Marketing is, at its simplest, working out what people need and communicating that your product can serve them. Given the barrage of marketing messages, most people are switched off to traditional mediums, so it’s key to build the awareness first and that happens best in places where people are engaged. Mostly online communities. Only then might they switch on and start listening to what you’re saying.
You don’t need a college degree to figure it out. Common sense is all that’s needed and you’ve got that in bucketloads. Plus the courage to actually get out and give it a shot. No doubt there are plenty of history teachers and others who have a good idea to fill a niche, but they never have the guts to quit their jobs and carpe diem the heck out of their idea.
When I started building Connect Golf, I knew it needed to be attached to a community, but also knew communities were, understandably, suspicious of brands. It is also difficult to find communities without agendas. They exist, but it none represent the greater golfing demographic. The bigger social media platforms have some large communities when you look it on pure member numbers. However you can’t filter out the brands and individuals doing not-so-subtle self-promotion stuff or even the randoms posting pics of themselves on their latest golf holiday. Let me rephrase that, you can filter them, but you can’t be bothered. Most members aren’t even active and a post’s visibility is questionable to say the least.

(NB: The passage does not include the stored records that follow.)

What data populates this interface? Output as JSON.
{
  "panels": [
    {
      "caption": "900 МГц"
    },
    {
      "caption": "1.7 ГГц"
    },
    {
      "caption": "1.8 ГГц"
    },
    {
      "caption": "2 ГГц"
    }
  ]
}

It’s quite a coincidence, but true all the same, that I came to the view that a Twitter chat for golf was needed to solve most of the issues noted above – excepting the occasional and to be honest quite brilliant moderator stunts involving surprise female pro golfers and car brands (I’m a huge marketing cynic, but was happily tweeting with @lexus mentions). I realised that being a wannabe brand, doing it myself would probably lack credibility with participants, but the very next week I came across month 2 of #Golfchat. Problem solved!
Your role, experience, podcast, website, Twitter account etc. is based around the personal brand of Zeb Welborn, so while most people get that part of the exercise is to grow your own brand, they’re fine with that because they can see, hear and read the story behind it. Done for the right reasons and you’re building a no-nonsense community with golf at the core.
At the door to many online golf communities you have to read a heap of rules about what not to do on those platforms or forums, but with #GolfChat there’s none of that, yet people instinctively know how to behave. Yes we all want more business or more subscribers or more readers or more impressions or whatever, but the #GolfChatters generally understand that the way to build a brand via social media is to participate. Just participate and not sell. Pure and simple, we just talk golf and that’s cool from the perspective that we’re not in our usual sales mode. As John from @golfbloggercom would say, we’re just sitting at the #GolfChat bar and talking about the sport.
I’m usually your one paragraph email kinda guy who has a hard time not communicating a sense of rudeness due to brevity, but I look up here and have written a fricking novel about the things you’re doing right. I truly believe that what you’re doing is the best strategy to bring all the golf influencers together on a single platform for discussion.
Sincerely. Well done mate. Two thumbs up.